Postgres from MSSQL - Notes from converting database from MSSQL to PostgreSQL

Post date: Jan 20, 2014 12:54:19 PM

Migration of schema

Script out Schemas, Tables, indexes and views. Stored procedures to be handled separately.

  1. From management studio, right click on the database to migrate, click tasks and then choose "Generate scripts..."
  2. Select Tables, Schemas and Views, selectively remove the objects that are not interesting to migrate (to save time) ,click next
  3. Click the "Advanced" button
  4. Set the following to False
      1. Script Collation
      2. Script Extended Properties
      3. Include Descriptive Headers
      4. Script data compression options
    1. Click OK to Close the advanced setting window
    2. Save the query to new Query Window

For ease of conversion I created one file per group of objects, ie Schemas.sql, Tables.Sql, Indexes.SQL, Constraints.Sql.

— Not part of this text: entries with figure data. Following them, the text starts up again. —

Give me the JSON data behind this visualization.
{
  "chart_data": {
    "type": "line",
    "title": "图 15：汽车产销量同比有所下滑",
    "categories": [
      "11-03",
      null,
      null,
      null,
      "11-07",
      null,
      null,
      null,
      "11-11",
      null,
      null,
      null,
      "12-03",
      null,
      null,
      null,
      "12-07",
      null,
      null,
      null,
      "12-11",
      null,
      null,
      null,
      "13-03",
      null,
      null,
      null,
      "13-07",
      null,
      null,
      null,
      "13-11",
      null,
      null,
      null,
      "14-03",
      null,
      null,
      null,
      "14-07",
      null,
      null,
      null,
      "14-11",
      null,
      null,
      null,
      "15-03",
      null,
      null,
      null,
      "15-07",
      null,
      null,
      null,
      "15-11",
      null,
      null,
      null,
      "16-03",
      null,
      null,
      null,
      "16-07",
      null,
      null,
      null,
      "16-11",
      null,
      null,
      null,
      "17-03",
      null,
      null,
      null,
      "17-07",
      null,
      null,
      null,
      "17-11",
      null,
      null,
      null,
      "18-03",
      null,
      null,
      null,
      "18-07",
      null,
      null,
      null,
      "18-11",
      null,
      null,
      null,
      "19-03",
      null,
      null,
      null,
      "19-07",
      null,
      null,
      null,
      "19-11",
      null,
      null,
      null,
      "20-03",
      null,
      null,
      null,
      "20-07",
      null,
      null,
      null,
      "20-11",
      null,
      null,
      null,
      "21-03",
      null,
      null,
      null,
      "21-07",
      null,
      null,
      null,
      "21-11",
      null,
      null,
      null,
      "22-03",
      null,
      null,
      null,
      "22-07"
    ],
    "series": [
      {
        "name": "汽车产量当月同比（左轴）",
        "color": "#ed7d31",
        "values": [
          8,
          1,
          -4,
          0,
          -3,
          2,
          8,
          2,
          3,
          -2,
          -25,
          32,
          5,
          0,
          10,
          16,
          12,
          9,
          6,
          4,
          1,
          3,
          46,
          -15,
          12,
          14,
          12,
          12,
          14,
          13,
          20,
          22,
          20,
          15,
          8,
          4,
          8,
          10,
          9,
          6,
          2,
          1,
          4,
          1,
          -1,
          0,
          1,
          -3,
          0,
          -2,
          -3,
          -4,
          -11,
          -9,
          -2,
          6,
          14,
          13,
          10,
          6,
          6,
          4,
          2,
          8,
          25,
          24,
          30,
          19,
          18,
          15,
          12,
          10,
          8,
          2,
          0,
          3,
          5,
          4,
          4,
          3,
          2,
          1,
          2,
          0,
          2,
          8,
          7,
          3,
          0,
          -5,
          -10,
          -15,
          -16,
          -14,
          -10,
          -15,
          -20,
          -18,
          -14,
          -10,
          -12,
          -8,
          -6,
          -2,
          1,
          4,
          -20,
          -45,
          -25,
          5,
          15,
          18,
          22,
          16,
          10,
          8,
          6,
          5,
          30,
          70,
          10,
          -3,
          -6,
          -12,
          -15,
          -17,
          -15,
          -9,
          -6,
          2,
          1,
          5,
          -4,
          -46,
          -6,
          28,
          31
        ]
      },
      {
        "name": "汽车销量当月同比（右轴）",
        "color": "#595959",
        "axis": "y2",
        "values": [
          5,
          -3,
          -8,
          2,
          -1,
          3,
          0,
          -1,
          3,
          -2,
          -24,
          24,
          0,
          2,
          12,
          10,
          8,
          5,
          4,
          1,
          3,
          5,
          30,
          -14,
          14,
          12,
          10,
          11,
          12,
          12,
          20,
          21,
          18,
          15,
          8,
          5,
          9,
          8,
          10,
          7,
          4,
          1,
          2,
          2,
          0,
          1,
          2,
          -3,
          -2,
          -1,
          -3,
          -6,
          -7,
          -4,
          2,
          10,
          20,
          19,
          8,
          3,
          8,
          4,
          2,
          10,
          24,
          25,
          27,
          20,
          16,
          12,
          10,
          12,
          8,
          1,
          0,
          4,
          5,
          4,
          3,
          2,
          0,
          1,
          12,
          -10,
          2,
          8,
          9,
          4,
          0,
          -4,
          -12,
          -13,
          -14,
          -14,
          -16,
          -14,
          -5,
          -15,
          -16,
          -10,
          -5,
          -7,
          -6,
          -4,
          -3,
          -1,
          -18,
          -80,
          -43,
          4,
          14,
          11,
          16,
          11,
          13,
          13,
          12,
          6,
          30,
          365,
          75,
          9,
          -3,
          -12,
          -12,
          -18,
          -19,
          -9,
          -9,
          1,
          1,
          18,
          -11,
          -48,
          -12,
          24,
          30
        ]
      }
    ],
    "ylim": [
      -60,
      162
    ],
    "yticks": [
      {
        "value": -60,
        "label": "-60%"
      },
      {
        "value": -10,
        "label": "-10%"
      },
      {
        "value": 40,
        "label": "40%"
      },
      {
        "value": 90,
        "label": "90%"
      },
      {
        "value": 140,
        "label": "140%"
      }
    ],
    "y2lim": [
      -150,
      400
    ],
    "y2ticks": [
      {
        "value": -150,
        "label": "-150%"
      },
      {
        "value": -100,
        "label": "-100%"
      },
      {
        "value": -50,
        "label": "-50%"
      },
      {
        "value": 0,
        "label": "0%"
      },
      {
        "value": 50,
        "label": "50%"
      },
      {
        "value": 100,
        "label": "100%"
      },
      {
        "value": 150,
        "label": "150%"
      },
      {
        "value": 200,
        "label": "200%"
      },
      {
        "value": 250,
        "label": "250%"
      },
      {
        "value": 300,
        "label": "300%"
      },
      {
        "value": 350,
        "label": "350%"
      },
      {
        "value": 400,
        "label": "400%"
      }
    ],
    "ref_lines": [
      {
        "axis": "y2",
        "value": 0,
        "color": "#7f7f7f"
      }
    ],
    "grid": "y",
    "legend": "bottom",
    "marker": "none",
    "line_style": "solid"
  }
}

I did this by creating those files and copying the relevant scripts to those files. The generated file from management studio are sorted so that the splitting is easy.

By doing one script one at a time it was easy to spot the errors and progressively moving towards a fully converted database.

Note! the notes here are not complete and depending on what features you used in SQL Server you may have more manual work than me. Also, the regexes in my notes may need to be adjusted to fit your naming conventions, but they should give you a hit of what to do.

Now clean the scripts.

With Replace I mean to do Find->Replace Y with X,

With Remove i mean to do Find->Replace Y with "" (empty string)

  • For all objects:
    • remove brackets [ and ]
    • replace GO with ;
      • Remove SET operations.Tip: Find using Wildcards SET *
      • Proposed by Postgres migration documentation all script text should be made to lower case. I did not follow this rule. Hope it will not bite me later.
  • Schemas
    • Nothing special
  • Tables:
    • replace datetime2(x) with timestamp
    • replace nvarchar(x) with varchar(x)
    • replace varchar(max) with text
    • replace uniqueidentifyer with UUID
    • remove WITH (options) Tip: Find using Wildcards WITH (*
    • remove the ASC (for the primary key constraints)
    • remove the CLUSTERED and NONCLUSTERED keywords
  • Indexes:
    • INCLUDED columns in indexes are not supported, they need to be removed. If your index is unique then remove them, otherwise consider adding the included columns to the index.
    • Constraints
      • replace default date value specification, using Notepad++ Regex replace
        • find: ADD ADD CONSTRAINT[\s]*([\w]*)[\s]*DEFAULT \(getdate\(\)\) FOR (.*)
        • replacewith: ALTER COLUMN $2 SET DEFAULT current_timestamp
    • replace default integer values using notepad++
      • find: ADD CONSTRAINT[\s]*([\w]*)[\s]*DEFAULT \(\((\d*)\)\) FOR (.*)
      • replace with: ALTER COLUMN $3 SET DEFAULT $2
    • remove WITH CHECK
      • The foreign keys will have a CHECK CONSTRAINT clause in order to make them trusted in sql Server. These rows need to be removed.
        • find: (.*?)CHECK CONSTRAINT(.*)
        • replace with empty string
      • Bit columns need to have their default values casted to bit: (cast 1 as bit)

Completing these steps took less than an hour, including writing the regular expressions, for a database with about 50 tables. Stored procedures to be done later.

Findings after the migration:

    1. Naming
    2. The naming convention used in Sql Server was using CamelCase, in postgres all objects have lowercase names, making some of the names hard to read. The common naming convention in Postgres is to use lower_case with underscore as separator.
    3. Included columns in indexes
    • Included columns in indexes was a way of reducing the key size of the indexes in SQL Server. The combination of Filtered indexes and included columns made it possible to create a covering index with a unique constraint. This cannot be done in Postgres as far as I know.
    1. Tinyint is not supported in Postgres, smallest integer datatype is 2 bytes. Tinyint in SqlServer is 1 byte.
    2. Datacompression is applied to individual data value, not page or row. Suggested alternative is to use a compressed file system. The value compression is applied automatically.
    3. In SQL Server, two types of indexes are available. In Postgres we have many more. Each index should be evaluated to find the best type of index in postgres.
      1. Do note that you can have CLUSTERED index in postgres by using the CLUSTER clause (CLUSTER table_name USING index_name). This will sort the data according to the index. It will however not sort new data that will be inserted. To sort any new data the CLUSTER clause need to be repeated, it is not automatic for each insert as in SQL Server.
    4. Postgres limits the length of the object names to 64(63?) characters. In sql Server it is limited to 128.